There are so many factors to consider when you are trying to decide what kind of pet you should get (Or if you should get one at all!). There’s cost of adoption, cost of veterinary care, cost of basic needs, personality, energy level, your lifestyle, etc. We’ve got some things to help you decide what kind of pet works best for you!
Does Size Matter? When you are budgeting for your pet expenses, it definitely does!

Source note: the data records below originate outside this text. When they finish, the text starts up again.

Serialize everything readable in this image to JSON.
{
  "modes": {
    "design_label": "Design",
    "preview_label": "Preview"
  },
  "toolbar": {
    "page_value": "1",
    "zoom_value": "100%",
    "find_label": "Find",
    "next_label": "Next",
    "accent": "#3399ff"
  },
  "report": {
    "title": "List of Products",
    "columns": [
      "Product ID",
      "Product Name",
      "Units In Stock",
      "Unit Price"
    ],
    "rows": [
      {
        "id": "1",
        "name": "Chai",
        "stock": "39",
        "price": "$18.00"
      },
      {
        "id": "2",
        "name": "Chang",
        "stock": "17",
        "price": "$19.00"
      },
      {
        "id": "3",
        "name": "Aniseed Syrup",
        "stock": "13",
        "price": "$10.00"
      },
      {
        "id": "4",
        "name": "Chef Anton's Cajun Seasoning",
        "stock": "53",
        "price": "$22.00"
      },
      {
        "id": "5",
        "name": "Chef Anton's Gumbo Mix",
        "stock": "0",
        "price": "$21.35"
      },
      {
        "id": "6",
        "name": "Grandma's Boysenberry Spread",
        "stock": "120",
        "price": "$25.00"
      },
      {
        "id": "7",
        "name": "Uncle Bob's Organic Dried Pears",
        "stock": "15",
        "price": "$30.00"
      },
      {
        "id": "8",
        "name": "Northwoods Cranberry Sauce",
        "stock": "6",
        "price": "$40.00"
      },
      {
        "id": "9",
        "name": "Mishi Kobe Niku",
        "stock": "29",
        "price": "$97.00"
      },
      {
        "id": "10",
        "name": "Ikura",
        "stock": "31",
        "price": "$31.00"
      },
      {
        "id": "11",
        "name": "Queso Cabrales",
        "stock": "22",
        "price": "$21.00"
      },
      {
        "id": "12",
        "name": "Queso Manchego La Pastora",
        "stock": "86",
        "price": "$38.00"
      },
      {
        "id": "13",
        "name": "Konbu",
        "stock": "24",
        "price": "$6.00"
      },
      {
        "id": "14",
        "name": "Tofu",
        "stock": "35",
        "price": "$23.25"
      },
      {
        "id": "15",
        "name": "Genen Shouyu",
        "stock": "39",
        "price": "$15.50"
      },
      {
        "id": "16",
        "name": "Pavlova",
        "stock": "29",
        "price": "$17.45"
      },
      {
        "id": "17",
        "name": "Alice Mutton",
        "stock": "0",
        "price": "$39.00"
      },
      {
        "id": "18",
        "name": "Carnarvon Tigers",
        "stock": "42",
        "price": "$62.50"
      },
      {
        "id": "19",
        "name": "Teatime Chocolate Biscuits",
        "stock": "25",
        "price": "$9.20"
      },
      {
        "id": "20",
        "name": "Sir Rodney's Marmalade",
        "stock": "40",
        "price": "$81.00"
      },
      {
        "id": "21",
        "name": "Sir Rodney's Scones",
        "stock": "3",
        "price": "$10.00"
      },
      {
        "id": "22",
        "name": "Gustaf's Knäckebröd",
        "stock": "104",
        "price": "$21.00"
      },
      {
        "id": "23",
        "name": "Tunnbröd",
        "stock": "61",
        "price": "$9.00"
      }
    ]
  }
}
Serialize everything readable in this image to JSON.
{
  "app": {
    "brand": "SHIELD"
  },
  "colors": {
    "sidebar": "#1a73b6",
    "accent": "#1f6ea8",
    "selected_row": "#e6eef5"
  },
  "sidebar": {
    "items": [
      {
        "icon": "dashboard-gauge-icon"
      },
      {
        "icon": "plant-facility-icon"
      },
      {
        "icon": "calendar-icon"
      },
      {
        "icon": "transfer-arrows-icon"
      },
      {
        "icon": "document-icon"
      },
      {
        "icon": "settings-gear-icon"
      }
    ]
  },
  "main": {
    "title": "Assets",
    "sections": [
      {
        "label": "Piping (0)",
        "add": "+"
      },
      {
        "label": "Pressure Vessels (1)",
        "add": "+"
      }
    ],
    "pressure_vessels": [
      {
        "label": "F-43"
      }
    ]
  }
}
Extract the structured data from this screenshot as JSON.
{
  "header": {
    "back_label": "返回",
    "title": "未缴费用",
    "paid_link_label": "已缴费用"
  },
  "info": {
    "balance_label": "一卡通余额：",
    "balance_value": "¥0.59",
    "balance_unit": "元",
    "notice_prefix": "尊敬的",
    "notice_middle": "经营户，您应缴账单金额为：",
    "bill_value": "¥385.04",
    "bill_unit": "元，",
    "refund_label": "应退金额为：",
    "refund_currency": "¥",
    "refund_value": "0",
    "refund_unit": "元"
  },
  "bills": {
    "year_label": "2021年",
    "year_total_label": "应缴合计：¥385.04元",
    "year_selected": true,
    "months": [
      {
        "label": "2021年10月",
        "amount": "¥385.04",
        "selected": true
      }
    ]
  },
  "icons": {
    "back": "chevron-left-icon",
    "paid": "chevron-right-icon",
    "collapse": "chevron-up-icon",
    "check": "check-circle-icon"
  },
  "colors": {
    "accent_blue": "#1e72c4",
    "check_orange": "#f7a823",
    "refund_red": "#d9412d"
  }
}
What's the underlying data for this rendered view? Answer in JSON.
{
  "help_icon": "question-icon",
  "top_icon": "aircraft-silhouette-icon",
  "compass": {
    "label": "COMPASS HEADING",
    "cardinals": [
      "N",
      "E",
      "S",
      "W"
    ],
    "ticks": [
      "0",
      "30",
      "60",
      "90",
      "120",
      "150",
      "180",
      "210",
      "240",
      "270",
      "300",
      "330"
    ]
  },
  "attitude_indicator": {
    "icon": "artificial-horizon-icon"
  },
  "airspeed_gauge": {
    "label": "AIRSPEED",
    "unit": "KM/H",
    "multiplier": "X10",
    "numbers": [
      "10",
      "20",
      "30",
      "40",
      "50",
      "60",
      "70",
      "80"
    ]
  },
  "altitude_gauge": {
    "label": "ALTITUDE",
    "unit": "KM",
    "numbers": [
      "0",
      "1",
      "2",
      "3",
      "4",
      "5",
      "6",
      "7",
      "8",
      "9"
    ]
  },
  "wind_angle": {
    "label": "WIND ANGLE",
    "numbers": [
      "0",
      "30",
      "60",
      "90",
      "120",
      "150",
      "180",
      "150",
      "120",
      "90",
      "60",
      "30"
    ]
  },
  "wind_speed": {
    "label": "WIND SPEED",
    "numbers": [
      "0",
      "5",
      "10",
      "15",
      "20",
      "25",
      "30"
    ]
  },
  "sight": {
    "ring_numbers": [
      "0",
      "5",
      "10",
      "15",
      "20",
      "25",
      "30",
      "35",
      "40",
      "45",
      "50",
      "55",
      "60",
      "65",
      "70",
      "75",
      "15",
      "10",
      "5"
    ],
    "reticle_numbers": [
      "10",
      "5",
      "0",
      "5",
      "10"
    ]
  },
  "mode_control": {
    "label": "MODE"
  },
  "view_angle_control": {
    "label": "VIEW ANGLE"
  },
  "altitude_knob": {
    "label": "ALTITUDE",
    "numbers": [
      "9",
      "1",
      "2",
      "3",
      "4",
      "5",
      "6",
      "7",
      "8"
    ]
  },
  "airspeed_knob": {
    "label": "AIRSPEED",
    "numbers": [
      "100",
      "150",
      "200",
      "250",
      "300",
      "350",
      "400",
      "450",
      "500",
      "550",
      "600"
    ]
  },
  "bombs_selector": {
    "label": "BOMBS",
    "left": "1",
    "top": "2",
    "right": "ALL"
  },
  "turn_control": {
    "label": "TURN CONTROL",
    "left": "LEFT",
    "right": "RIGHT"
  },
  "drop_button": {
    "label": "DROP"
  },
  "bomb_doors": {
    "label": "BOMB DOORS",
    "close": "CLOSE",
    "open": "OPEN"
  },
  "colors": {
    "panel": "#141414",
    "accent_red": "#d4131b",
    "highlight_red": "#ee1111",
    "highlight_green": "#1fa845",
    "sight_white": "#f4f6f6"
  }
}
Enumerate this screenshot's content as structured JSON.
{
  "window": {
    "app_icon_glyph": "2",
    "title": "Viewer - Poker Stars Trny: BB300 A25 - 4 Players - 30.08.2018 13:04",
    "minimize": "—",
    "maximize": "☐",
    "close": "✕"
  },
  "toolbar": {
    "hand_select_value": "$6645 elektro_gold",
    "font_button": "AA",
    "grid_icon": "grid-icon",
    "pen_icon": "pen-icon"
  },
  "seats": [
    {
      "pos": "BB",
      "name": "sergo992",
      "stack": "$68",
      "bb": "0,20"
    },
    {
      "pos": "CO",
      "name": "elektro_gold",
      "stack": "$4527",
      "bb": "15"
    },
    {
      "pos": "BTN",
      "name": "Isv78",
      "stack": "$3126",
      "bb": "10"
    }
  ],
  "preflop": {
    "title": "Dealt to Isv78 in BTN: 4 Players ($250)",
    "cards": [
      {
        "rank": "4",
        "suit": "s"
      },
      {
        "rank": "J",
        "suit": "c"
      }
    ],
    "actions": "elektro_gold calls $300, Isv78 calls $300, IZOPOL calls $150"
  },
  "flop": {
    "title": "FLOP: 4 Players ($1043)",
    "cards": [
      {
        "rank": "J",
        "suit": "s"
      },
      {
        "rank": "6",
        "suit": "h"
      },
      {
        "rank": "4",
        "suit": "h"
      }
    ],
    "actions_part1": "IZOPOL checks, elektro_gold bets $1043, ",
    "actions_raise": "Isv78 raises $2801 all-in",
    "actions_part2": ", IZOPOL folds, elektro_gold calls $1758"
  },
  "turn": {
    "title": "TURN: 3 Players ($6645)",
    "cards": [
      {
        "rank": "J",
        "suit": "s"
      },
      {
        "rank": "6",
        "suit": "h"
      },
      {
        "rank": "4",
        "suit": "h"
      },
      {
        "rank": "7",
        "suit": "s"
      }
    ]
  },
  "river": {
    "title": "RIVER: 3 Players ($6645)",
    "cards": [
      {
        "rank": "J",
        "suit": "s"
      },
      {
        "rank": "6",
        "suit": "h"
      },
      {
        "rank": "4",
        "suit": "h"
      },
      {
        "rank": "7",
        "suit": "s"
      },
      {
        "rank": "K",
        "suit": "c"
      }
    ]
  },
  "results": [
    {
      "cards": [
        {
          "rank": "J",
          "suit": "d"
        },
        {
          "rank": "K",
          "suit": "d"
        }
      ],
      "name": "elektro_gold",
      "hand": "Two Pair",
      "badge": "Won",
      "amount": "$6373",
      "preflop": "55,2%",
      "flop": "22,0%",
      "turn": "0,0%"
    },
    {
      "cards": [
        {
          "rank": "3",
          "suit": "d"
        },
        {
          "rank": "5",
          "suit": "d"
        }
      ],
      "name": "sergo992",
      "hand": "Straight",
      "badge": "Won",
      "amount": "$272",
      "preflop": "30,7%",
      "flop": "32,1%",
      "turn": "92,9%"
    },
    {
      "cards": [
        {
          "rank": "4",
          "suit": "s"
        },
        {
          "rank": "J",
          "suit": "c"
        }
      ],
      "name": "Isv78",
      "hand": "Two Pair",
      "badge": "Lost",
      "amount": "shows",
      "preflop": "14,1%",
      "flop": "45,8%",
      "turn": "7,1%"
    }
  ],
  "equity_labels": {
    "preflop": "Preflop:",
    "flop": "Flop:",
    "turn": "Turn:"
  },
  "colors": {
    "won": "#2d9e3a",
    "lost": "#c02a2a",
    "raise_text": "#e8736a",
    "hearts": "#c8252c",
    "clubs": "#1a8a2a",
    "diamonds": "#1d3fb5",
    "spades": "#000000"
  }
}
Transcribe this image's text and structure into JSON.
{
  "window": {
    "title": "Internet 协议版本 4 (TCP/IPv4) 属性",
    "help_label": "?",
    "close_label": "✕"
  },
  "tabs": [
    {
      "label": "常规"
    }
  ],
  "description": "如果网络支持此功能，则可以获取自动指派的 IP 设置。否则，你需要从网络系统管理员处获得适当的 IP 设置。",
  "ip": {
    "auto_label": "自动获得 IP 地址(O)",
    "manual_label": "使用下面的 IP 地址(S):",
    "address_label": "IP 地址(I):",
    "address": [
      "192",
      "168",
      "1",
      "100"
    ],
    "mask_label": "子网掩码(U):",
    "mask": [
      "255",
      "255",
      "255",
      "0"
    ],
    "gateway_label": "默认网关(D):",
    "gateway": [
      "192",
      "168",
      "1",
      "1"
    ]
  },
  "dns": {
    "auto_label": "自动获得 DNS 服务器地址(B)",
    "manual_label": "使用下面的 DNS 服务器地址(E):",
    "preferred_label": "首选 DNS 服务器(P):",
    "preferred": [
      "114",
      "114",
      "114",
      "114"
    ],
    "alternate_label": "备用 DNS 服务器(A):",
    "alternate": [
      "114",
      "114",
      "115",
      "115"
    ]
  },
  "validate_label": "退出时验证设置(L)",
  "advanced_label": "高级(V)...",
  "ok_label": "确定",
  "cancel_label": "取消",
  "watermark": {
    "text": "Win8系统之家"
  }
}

- According to the APPA (American Pet Products Association), in 2015, the United States spent 15.7 billion dollars on veterinary care and 23 billion dollars on pet food.
- According to the ASPCA, there are approximately 150-200 million pets in our homes in the U.S.
- In 2015, the average cost of a visit to the veterinarian in the U.S. was $235.
Don’t forget about doggy daycare, boarding, and dog walking! The average pet owner spends $333 a year boarding their pet. That’s an average of $50-$100 a night. There’s also the additional cost of doggy daycare and dog walking.
Typical costs for the first year of pet ownership will differ depending on the pet’s age. However, the average cost for a small dog is $1300, the average cost for a medium dog is $1600, the average cost of a large dog is $1850, and the average cost of a cat is $1000.
So, you’re making a budget to see what kind of pet you can afford? Don’t forget about your preventatives! Generally, heartworm prevention for a large dog costs about $100-150 a year and $60-80 a year for a small dog. That’s a 20-25% difference just due to the weight of the pet!! There’s a 5-10% difference with flea and tick prevention. (Side note: Please, do NOT be discouraged by the price of preventatives. It is MUCH cheaper to prevent heartworm disease, tick born diseases, and flea infestations than to treat them! For more information, check out this blog.)
Be sure to consider the cost of routine vet care for your pet. Depending on your lifestyle and your pet, you’ll want to factor in exams, vaccines, and routine blood and fecal screenings. We understand it may seem unnecessary to exam your pet each time you bring them in. But, if your pet has not been seen in a year, 6 months, or 4 months, that’s 3-7 “human” years! Remember the old “How old is that in dog years?” line that people like to say? Turns out, that’s a real thing! Dogs age much more quickly than humans. Each “dog” year equals about 7 “human” years. So if your pet has not been examined in 6 months, lots could have changed with their health! What would your doctor do if you asked for a flu vaccine and had not been seen by him in 3-7 years? At Market Street Animal Clinic, we strive to be transparent in regard to your pet’s health care. This includes the cost of our services and products. We also have to follow federal and state laws that mandate how often we see our patients prior to providing services or prescribing medications. If you are concerned about costs, please feel free to request an estimate from one of our team members.
It can be very helpful to have an emergency fund set up for your pet, as well. Even $100 can make a difference! Picture this: You’ve just returned home from a relaxing two week vacation and you are at the boarding facility to pick up your pet. You take your pet home and the next day, he seems to not be feeling so well. So you bring him in to the vet and it is necessary to run some tests to determine the cause of your pet’s sickness. Nobody wants to deal with this, especially after having just shelled out well over $500 for boarding! Unfortunately, this can be rather common.
If you are thinking of getting a pet, you should also consider your daily lifestyle and your budget before choosing a species and a breed. While you may think Siberian Huskies are beautiful dogs, if you are looking for a pet that just wants to hangout on the couch with you, a Husky may not be the breed for you. If you’re looking for a running buddy, then a Husky may just be your match! That being said, not all dogs and cats follow “breed standards.” Every animal is different, just like we are!
It can be difficult to know where your hard earned dollars are best spent when it comes to your pet. Between Google, the pet food store, and the commercial on animal planet, there is a lot of information out there! We always recommend you ask your veterinarian for advice before checking with Dr. Google or the clerk at the pet store. A veterinarian is a medically trained professional who will use appropriate research and tools for making recommendations for your pet.
We know (and support!) that everyone has a different approach to pet ownership, as well as different financial and life priorities. We are happy to discuss how you would like to approach the health and wellness care of your pet and we will make our recommendations accordingly.